From the Department of Anaesthesiology, Intensive Care, and Pain Medicine, University Hospital Münster, Münster, Germany (TM, EP-Z), the Department of Cardiovascular Sciences, Section Anaesthesiology, KU Leuven and University Hospital Leuven, Leuven, Belgium (NK, MVdeV, JK), the Department of Anesthesiology and Pain Management, University of Texas Southwestern Medical Centre, Dallas, Texas, USA (GPJ).
Eur J Anaesthesiol. 2023 Oct 1;40(10):758-768. doi: 10.1097/EJA.0000000000001881. Epub 2023 Jul 19.
Pain after cardiac surgery via median sternotomy can be difficult to treat, and if inadequately managed can lead to respiratory complications, prolonged hospital stays and chronic pain.
To evaluate available literature and develop recommendations for optimal pain management after cardiac surgery via median sternotomy.
A systematic review using PROcedure-SPECific Pain Management (PROSPECT) methodology.
Randomised controlled trials and systematic reviews published in the English language until November 2020 assessing postoperative pain after cardiac surgery via median sternotomy using analgesic, anaesthetic or surgical interventions.
PubMed, Embase and Cochrane Databases.
Of 319 eligible studies, 209 randomised controlled trials and three systematic reviews were included in the final analysis. Pre-operative, intra-operative and postoperative interventions that reduced postoperative pain included paracetamol, non-steroidal anti-inflammatory drugs (NSAIDs), intravenous magnesium, intravenous dexmedetomidine and parasternal block/infiltration.
The analgesic regimen for cardiac surgery via sternotomy should include paracetamol and NSAIDs, unless contraindicated, administered intra-operatively and continued postoperatively. Intra-operative magnesium and dexmedetomidine infusions may be considered as adjuncts particularly when basic analgesics are not administered.
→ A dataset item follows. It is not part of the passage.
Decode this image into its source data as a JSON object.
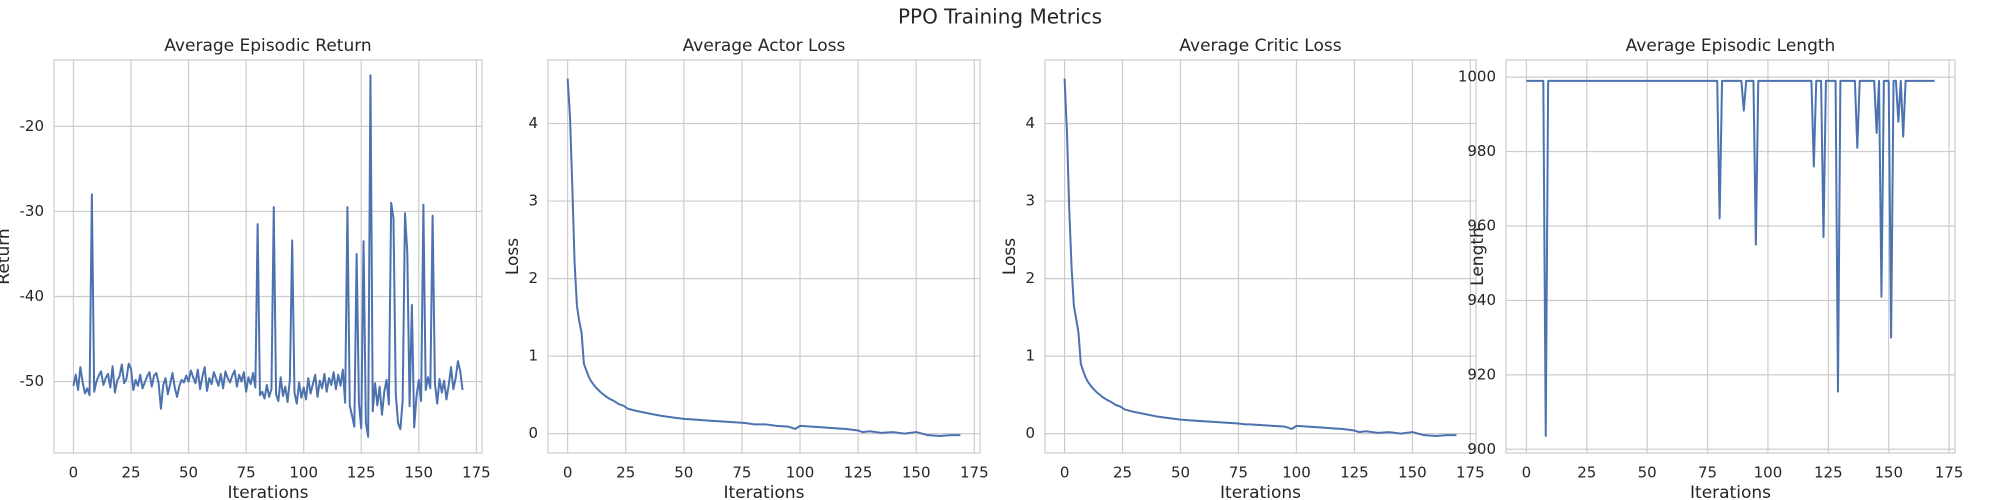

It is not clear if combining dexmedetomidine and magnesium would provide superior pain relief compared with either drug alone. Parasternal block/surgical site infiltration is also recommended. However, no basic analgesics were used in the studies assessing these interventions. Opioids should be reserved for rescue analgesia. Other interventions, including cyclo-oxygenase-2 specific inhibitors, are not recommended because there was insufficient, inconsistent or no evidence to support their use and/or due to safety concerns.
经胸骨正中切开的心脏手术后疼痛可能难以治疗,如果处理不当,可能导致呼吸并发症、住院时间延长和慢性疼痛。
评估现有文献并为经胸骨正中切开的心脏手术后的最佳疼痛管理提出建议。
使用特定于程序的疼痛管理(PROSPECT)方法进行系统评价。
评估经胸骨正中切开的心脏手术后使用镇痛、麻醉或手术干预的术后疼痛的随机对照试验和系统评价,发表于 2020 年 11 月前的英文文献。
PubMed、Embase 和 Cochrane 数据库。
在 319 项合格研究中,209 项随机对照试验和 3 项系统评价纳入最终分析。可减少术后疼痛的术前、术中及术后干预措施包括对乙酰氨基酚、非甾体类抗炎药(NSAIDs)、静脉注射镁、静脉注射右美托咪定及胸骨旁阻滞/浸润。
胸骨切开术心脏手术的镇痛方案应包括对乙酰氨基酚和 NSAIDs,除非禁忌,术中给予并持续术后给予。术中镁和右美托咪定输注可作为辅助治疗,特别是在未给予基本镇痛药时。与单独使用任何一种药物相比,联合使用右美托咪定和镁是否能提供更好的镇痛效果尚不清楚。也推荐胸骨旁阻滞/手术部位浸润。然而,评估这些干预措施的研究中并未使用基本镇痛药。阿片类药物应留作解救性镇痛。其他干预措施,包括环氧化酶-2 特异性抑制剂,不建议使用,因为缺乏、不一致或没有证据支持其使用和/或由于安全性问题。